La acelerada expansión de la “privatización” de las instituciones durante el gobierno Petro, entendida como el desmontaje de controles públicos para favorecer intereses particulares, no solo revela un deterioro serio en la arquitectura del Estado: también es una lección poderosa sobre cómo se destruye una marca desde adentro.
Aunque este fenómeno no nació con esta administración, sí parece haberse profundizado hasta volverse difícil de contener. Y, visto desde la perspectiva del marketing, es el equivalente a una marca que renuncia a sus principios para responder únicamente a los intereses de un grupo reducido.
En términos de identidad de marca, lo preocupante no es solo que se sustituyan procedimientos técnicos por lealtades personales; es que esa práctica erosiona la naturaleza misma de lo público. Instituciones que deberían servir al país terminan subordinadas a pequeños círculos privados de influencia. Dicho de otro modo: la “marca Estado”, que debería representar estabilidad, confianza y servicio, empieza a significar incertidumbre, opacidad y captura.
Cuando ministerios, departamentos administrativos o incluso la Presidencia operan con lógicas patrimoniales, se rompe el contrato psicológico con la ciudadanía. Se debilita la confianza, se reduce la transparencia y se consolida un Estado que funciona al ritmo de quienes lo manejan, no de quienes lo necesitan. Es exactamente lo que ocurre cuando una empresa deja de escuchar al mercado y se dedica a complacer solo a sus accionistas: la brecha entre la promesa de marca y la experiencia real se vuelve insostenible.
La “privatización informal” de las instituciones, cuando se vacían de contenido técnico y se subordinan a intereses particulares, es uno de los daños más profundos que puede sufrir un Estado… y una de las formas más rápidas de destruir una marca institucional. No solo implica el desangre de recursos, sino la renuncia deliberada a la función reguladora que justifica la existencia de cada entidad: su propósito, su razón de ser, su “por qué”.
Cuando lo que importa ya no es la idoneidad del funcionario, sino su capacidad de garantizar lealtad al grupo que lo respalda, la administración pública se convierte en un botín. En términos de marketing, es como elegir voceros y embajadores de marca no por credibilidad ni coherencia, sino por sumisión. El resultado es predecible: la organización pierde legitimidad y se vuelve incapaz de orientar y proteger el sector que debería regular.

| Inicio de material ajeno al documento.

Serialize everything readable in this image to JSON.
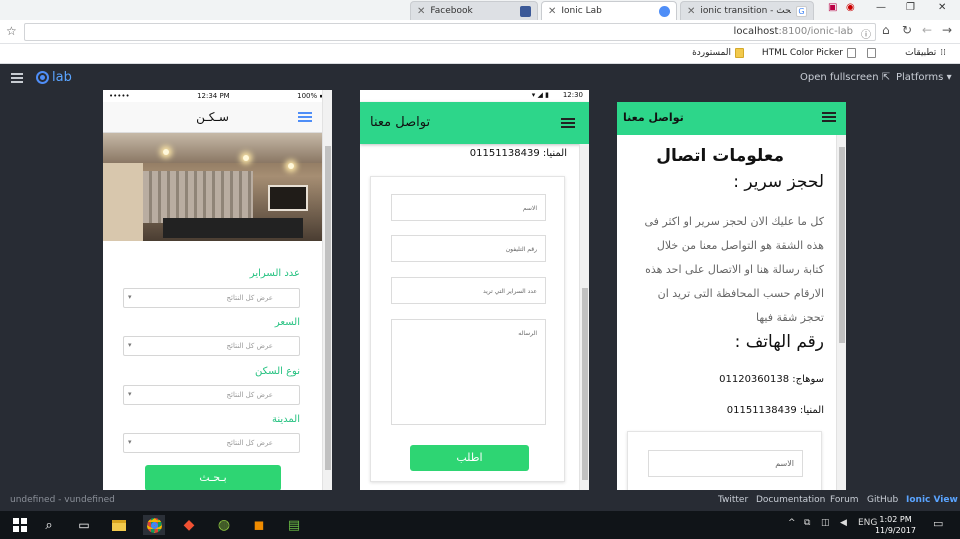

Esta lógica erosiona el profesionalismo, destruye la continuidad técnica y deja al país gobernado por un aparato debilitado, manejado por personas que ven el cargo como una oportunidad pasajera para sacar provecho. En el lenguaje de marcas, es el ciclo típico de la explotación a corto plazo: exprimir el valor acumulado sin invertir en reputación, experiencia ni confianza. El desenlace es siempre el mismo: un Estado sin dirección y una ciudadanía sin garantías… o, trasladado al mundo corporativo, una marca sin propósito y clientes que se van.
El caso de las agencias de inteligencia y seguridad del Estado lleva el problema a otro nivel. La privatización de decisiones dentro de estas entidades representa un riesgo mucho más grave que en cualquier otra institución pública. Cuando los órganos encargados de proteger la estabilidad del país empiezan a responder a intereses privados, el daño no es solo administrativo: es estructural. Es como si el área de gestión de riesgos de una compañía se dedicara a encubrir errores en lugar de anticiparlos.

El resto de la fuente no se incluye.